А он не хотел сказать, что ему было жалко будить ее, и храбрился, и хорохорился, и хотел показать, что он еще молодец, что он может терпеть еще сколько угодно. Но уже мама Галя шла к телефону в столовой, и звонила, и опять возвращалась к нему, тонкая, как тростинка, как девочка-подросток, в своей длинной, прозрачной ночной рубашке, со спутанными от сна волосами, и охватывала по-детски свои плечики сложенными на груди руками, чуть ежась от прохлады. И, пытаясь развеять его, пытаясь отвлечь его от боли, насмешливо говорила:
— Будешь еще судить людей, папа Дима? Видишь, как это вредно тебе! Пусть уж лучше тебя судят, а?
Он делал гримасу вместо улыбки, благодарный ей за ее попытки. Горячая нежность к ней охватывала его. Он клал ей свою бедную голову на колени и дышал ее теплом, и казалось, боли становились менее мучительными.

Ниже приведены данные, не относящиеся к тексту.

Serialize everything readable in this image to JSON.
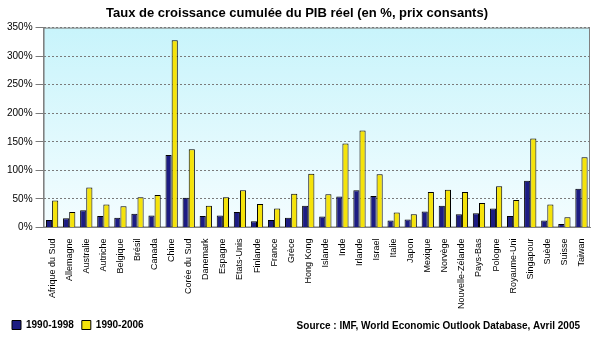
{
  "chart_data": {
    "type": "bar",
    "title": "Taux de croissance cumulée du PIB réel (en %, prix consants)",
    "annotation": "Source : IMF, World Economic Outlook Database, Avril 2005",
    "categories": [
      "Afrique du Sud",
      "Allemagne",
      "Australie",
      "Autriche",
      "Belgique",
      "Brésil",
      "Canada",
      "Chine",
      "Corée du Sud",
      "Danemark",
      "Espagne",
      "Etats-Unis",
      "Finlande",
      "France",
      "Grèce",
      "Hong Kong",
      "Islande",
      "Inde",
      "Irlande",
      "Israel",
      "Italie",
      "Japon",
      "Mexique",
      "Norvège",
      "Nouvelle-Zélande",
      "Pays-Bas",
      "Pologne",
      "Royaume-Uni",
      "Singapour",
      "Suède",
      "Suisse",
      "Taiwan"
    ],
    "series": [
      {
        "name": "1990-1998",
        "color": "#1c1c82",
        "values": [
          13,
          16,
          30,
          20,
          17,
          24,
          21,
          127,
          52,
          20,
          21,
          27,
          11,
          13,
          17,
          38,
          19,
          54,
          65,
          55,
          12,
          14,
          28,
          38,
          23,
          25,
          33,
          20,
          82,
          12,
          6,
          68
        ]
      },
      {
        "name": "1990-2006",
        "color": "#f5e30a",
        "values": [
          47,
          27,
          70,
          40,
          37,
          53,
          57,
          328,
          137,
          38,
          53,
          65,
          41,
          33,
          59,
          94,
          58,
          147,
          170,
          93,
          26,
          23,
          62,
          66,
          62,
          43,
          72,
          48,
          156,
          40,
          18,
          123
        ]
      }
    ],
    "ylim": [
      0,
      350
    ],
    "yticks": [
      {
        "value": 0,
        "label": "0%"
      },
      {
        "value": 50,
        "label": "50%"
      },
      {
        "value": 100,
        "label": "100%"
      },
      {
        "value": 150,
        "label": "150%"
      },
      {
        "value": 200,
        "label": "200%"
      },
      {
        "value": 250,
        "label": "250%"
      },
      {
        "value": 300,
        "label": "300%"
      },
      {
        "value": 350,
        "label": "350%"
      }
    ],
    "grid": true,
    "legend": "bottom"
  }
}
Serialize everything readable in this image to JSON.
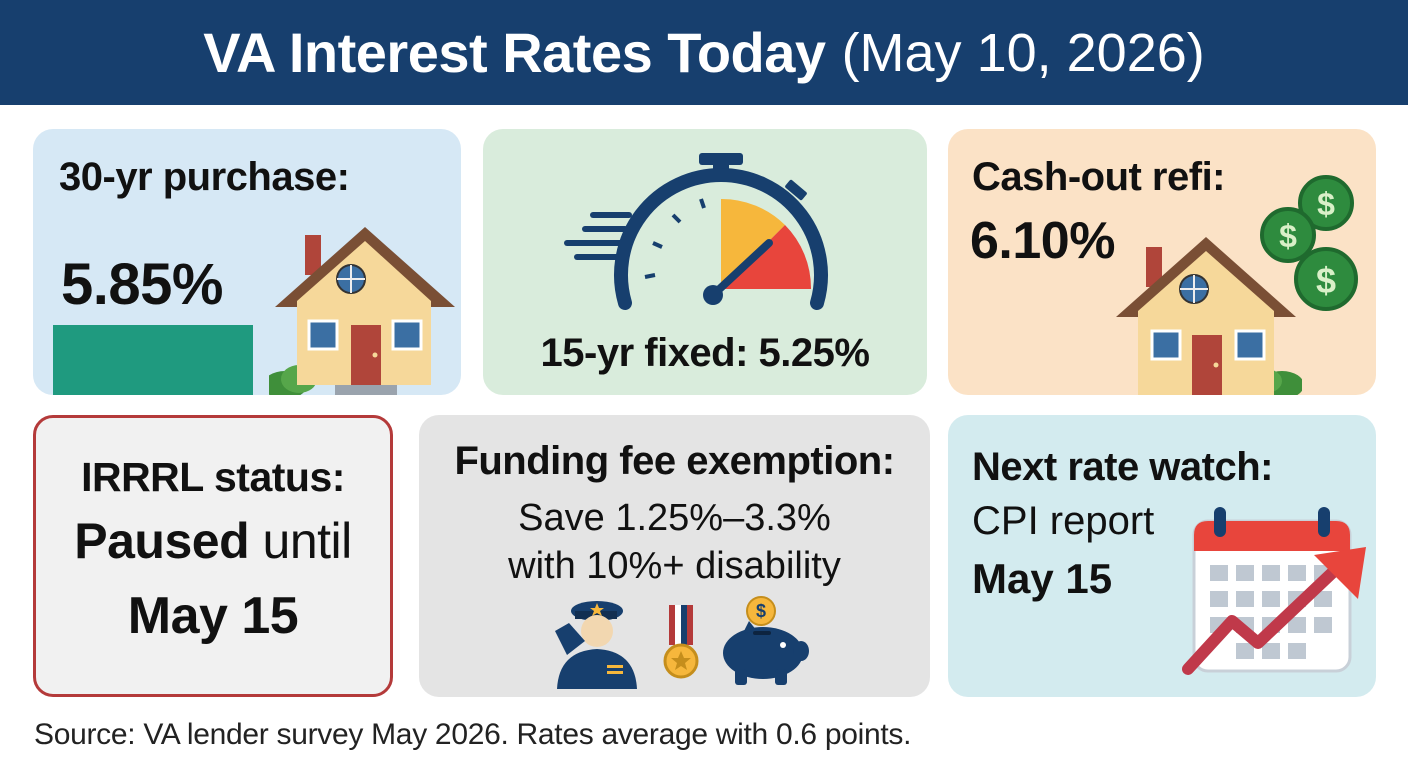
{
  "header": {
    "title_main": "VA Interest Rates Today",
    "title_date": "(May 10, 2026)"
  },
  "cards": {
    "purchase": {
      "label": "30-yr purchase:",
      "rate": "5.85%"
    },
    "fixed15": {
      "label": "15-yr fixed: 5.25%"
    },
    "cashout": {
      "label": "Cash-out refi:",
      "rate": "6.10%"
    },
    "irrrl": {
      "label": "IRRRL status:",
      "status_bold": "Paused",
      "status_rest": "until",
      "date": "May 15"
    },
    "funding": {
      "title": "Funding fee exemption:",
      "line1": "Save 1.25%–3.3%",
      "line2": "with 10%+ disability"
    },
    "watch": {
      "title": "Next rate watch:",
      "line1": "CPI report",
      "date": "May 15"
    }
  },
  "footer": {
    "source": "Source: VA lender survey May 2026. Rates average with 0.6 points."
  },
  "colors": {
    "header_bg": "#173f6e",
    "purchase_bg": "#d6e8f5",
    "fixed_bg": "#d9ecdc",
    "cashout_bg": "#fbe2c6",
    "irrrl_border": "#b43a3a",
    "funding_bg": "#e4e4e4",
    "watch_bg": "#d3ebef",
    "accent_green": "#1f9a7f",
    "gauge_red": "#e8453c",
    "gauge_yellow": "#f6b73c",
    "calendar_red": "#e8453c"
  },
  "icons": [
    "house-icon",
    "stopwatch-gauge-icon",
    "dollar-coins-icon",
    "saluting-veteran-icon",
    "medal-icon",
    "piggy-bank-icon",
    "calendar-icon",
    "trend-arrow-icon"
  ]
}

А жизнь продолжала идти своим чередом.
То и дело всплески ее потока долетали до скорбного ложа Вихрова. Пришла однажды счастливая Милованова и сказала маме Гале, что ее Гошку увольняют в запас, что он остается в городе, будет работать в педагогическом институте, что он уже зачислен в штат, но имеет право на трехмесячный отпуск и они поедут в Крым — отдыхать. В Крым! Вы понимаете это? Аж в самый Крым! Мечта! Они хотели сделать это в свой медовый месяц, накануне войны. Но они все-таки сделают это, хотя бы и на четыре года позже Медовый месяц!